Why? I've been trying to figure that out for years, and I'm still yet to find an answer. However, with Blair watching from the sidelines, my overall distaste with the situation reached an all-time high last season.
Blair is 23, nine years younger than Bonner, whose trifling career may soon come to a close. He is yet to reach his full potential, and the extent to which he can improve is yet to be determined. Bonner on the other hand, reached his ceiling years ago, and it wasn't that high.
Bonner brings little value to the team, especially in the long run. Whether he be substituted for Blair or any other player, it would be wise for his playing time to see a steep decline in the upcoming season.
My feelings about Tiago Splitter have fluctuated greatly over the past few months, perhaps more so than any other member of the roster.
At times he shows flashes of talent, giving fans the hope that he may one day be the next Tim Duncan. Okay, maybe that's going a little far—but you get the point.
However, despite his brief displays of stardom, Splitter often appears lost on the court, with the inability to complete even the simplest of tasks.
Still, while he may not have established himself as one of the league's top big men, he is the only true big man on the roster, excluding Duncan. At 6'11'', having been a part of the team for a while, Splitter will likely be Duncan's replacement, when his eventual retirement does come.
Despite his frequent signs of incompetency, Splitter does bare a striking resemblance to Duncan with his focus on defense and excellent pick-and-roll game. He'll never meet the standards set by the Big Fundamental, but he could possibly be an excellent successor.
If the team really wants to ensure that Splitter is fully ready to take on the duties of leading the frontcourt eventually, giving him the starting role now would be an excellent idea. Not only would his importance to the team escalate, but he'd get a sense of what it feels like to be a starter.

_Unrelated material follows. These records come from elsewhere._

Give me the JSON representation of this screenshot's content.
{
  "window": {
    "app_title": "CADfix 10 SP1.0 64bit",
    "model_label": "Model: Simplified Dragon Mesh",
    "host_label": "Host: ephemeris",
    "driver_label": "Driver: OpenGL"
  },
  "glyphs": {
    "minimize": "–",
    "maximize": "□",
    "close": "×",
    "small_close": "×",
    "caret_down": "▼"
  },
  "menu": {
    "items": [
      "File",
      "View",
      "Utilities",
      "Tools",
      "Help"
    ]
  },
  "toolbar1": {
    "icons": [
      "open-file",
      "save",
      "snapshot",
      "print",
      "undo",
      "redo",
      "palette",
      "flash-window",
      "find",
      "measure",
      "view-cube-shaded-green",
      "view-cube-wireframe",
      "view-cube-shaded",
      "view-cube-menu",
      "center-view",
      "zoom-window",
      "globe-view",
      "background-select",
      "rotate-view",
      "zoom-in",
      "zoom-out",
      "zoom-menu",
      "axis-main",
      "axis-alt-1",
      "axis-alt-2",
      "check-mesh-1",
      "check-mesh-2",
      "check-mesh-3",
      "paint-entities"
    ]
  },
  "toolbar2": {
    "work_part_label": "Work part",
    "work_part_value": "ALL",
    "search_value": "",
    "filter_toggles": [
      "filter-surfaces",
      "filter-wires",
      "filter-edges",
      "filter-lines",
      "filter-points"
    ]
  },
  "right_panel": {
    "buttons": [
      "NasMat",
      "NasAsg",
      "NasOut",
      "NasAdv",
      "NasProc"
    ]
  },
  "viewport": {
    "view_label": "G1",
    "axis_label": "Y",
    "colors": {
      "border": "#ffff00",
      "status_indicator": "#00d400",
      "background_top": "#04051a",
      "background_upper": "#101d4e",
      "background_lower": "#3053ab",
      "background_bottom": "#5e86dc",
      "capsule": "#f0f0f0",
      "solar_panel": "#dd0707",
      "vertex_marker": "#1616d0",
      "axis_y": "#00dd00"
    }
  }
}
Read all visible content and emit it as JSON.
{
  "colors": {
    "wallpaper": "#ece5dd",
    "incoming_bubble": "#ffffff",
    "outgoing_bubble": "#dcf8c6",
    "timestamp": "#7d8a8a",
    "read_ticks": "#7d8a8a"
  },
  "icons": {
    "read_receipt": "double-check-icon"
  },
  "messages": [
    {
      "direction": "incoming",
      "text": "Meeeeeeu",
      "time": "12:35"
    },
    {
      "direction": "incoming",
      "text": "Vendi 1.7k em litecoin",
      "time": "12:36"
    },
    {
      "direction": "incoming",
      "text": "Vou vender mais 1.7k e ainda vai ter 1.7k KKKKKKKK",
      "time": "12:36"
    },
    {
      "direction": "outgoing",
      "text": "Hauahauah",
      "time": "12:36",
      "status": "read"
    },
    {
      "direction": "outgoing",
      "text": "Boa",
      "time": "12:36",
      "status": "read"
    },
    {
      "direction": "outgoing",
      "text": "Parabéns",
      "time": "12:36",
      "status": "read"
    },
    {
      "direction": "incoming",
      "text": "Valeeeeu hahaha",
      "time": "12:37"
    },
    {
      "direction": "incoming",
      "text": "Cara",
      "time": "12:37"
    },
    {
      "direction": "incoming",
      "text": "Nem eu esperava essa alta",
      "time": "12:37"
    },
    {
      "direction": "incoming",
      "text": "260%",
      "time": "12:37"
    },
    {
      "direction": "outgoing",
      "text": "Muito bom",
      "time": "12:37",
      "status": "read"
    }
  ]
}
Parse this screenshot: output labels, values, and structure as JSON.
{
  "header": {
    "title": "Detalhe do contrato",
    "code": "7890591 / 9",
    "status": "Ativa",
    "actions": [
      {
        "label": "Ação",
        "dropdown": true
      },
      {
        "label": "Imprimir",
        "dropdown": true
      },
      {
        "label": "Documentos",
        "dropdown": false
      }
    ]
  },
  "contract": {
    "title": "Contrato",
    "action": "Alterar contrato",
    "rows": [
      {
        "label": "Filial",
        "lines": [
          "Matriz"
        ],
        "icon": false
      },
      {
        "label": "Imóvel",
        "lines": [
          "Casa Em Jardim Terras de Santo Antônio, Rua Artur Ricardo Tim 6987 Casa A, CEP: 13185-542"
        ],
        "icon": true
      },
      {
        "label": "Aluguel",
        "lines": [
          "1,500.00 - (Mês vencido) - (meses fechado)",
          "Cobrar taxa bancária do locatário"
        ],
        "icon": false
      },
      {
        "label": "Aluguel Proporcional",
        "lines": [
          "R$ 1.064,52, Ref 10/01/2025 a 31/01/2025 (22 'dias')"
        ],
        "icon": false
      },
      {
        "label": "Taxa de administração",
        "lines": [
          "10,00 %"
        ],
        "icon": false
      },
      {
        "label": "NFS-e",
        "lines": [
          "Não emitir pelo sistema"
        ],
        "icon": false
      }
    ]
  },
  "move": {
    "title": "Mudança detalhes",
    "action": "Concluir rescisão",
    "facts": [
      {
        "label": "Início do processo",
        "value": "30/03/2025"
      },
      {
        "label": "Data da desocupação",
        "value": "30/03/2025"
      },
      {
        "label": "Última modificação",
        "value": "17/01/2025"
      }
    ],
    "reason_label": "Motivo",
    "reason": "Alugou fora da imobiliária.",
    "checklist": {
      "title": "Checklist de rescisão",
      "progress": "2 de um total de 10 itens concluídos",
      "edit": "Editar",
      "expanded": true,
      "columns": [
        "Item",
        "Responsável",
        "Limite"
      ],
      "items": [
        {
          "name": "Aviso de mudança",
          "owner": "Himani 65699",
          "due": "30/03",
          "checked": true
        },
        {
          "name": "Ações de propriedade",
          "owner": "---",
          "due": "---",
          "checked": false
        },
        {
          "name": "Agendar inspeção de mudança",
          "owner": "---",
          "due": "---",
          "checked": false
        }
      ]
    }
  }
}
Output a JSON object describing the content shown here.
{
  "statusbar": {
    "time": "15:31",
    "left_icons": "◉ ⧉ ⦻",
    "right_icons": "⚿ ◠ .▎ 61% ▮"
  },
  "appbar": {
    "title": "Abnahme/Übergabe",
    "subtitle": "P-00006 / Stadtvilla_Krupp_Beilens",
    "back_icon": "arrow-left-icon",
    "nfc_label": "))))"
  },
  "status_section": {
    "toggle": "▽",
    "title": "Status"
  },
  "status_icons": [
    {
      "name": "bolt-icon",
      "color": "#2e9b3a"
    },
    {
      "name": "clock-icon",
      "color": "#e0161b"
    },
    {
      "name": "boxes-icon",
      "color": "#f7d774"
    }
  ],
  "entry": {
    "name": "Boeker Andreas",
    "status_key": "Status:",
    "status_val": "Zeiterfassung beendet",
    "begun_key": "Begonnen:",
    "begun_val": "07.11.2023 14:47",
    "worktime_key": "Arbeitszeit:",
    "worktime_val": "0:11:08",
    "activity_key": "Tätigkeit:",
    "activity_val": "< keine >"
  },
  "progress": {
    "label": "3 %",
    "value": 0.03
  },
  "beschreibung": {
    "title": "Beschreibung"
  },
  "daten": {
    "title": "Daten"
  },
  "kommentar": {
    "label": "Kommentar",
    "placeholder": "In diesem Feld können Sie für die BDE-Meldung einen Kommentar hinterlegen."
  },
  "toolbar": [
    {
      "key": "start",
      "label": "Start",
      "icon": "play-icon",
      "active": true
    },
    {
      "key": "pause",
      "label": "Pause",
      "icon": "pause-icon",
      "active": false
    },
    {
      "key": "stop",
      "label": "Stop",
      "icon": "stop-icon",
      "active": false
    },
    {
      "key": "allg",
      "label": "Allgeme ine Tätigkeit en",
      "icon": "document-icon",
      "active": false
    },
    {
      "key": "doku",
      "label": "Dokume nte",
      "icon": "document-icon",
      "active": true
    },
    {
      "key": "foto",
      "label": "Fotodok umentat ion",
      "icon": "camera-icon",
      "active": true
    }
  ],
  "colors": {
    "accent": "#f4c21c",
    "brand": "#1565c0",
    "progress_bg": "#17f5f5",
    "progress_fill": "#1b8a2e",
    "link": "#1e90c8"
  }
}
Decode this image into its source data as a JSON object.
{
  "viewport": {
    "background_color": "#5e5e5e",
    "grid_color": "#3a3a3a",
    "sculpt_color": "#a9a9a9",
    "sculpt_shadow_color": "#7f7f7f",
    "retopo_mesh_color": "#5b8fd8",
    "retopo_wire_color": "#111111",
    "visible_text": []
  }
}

Playing alongside Duncan wouldn't hurt his chances to emulate the star, to be quite frank.
Duncan may not hang his jersey up for another few years, but if Splitter is going to lead the team's post attack in the future, it is important to give him a large role now.
After his sensational rookie campaign, it is quite obvious that Kawhi Leonard will be one of the San Antonio Spurs' future stars. He displayed remarkable professionalism, as well as pure talent and an outstanding work ethic.
His unquestioned motor in addition to his tenacious defense, above-average three-point shooting and an overall display of ease when it comes to attacking the rim, have made him the prime candidate to one day become the face of the Spurs. Just ask Coach Popovich.
However, Leonard suffered the same fate that every other Spurs player was subject to last season. Regardless of age or talent, few players found themselves averaging a large amount of playing time. Due to their incredible depth, only Tony Parker found himself averaging over 30 minutes per game, with his 32 minutes being modest when compared to other stars.
If Leonard wants to truly reach his ceiling, it is essential that Pop increases his minutes, so that he averages the second-most, behind Parker.
His 24 per game were understandable being that it was his rookie season, but now with a season and a summer's worth of training camp under his belt, Pop must give Leonard a larger role.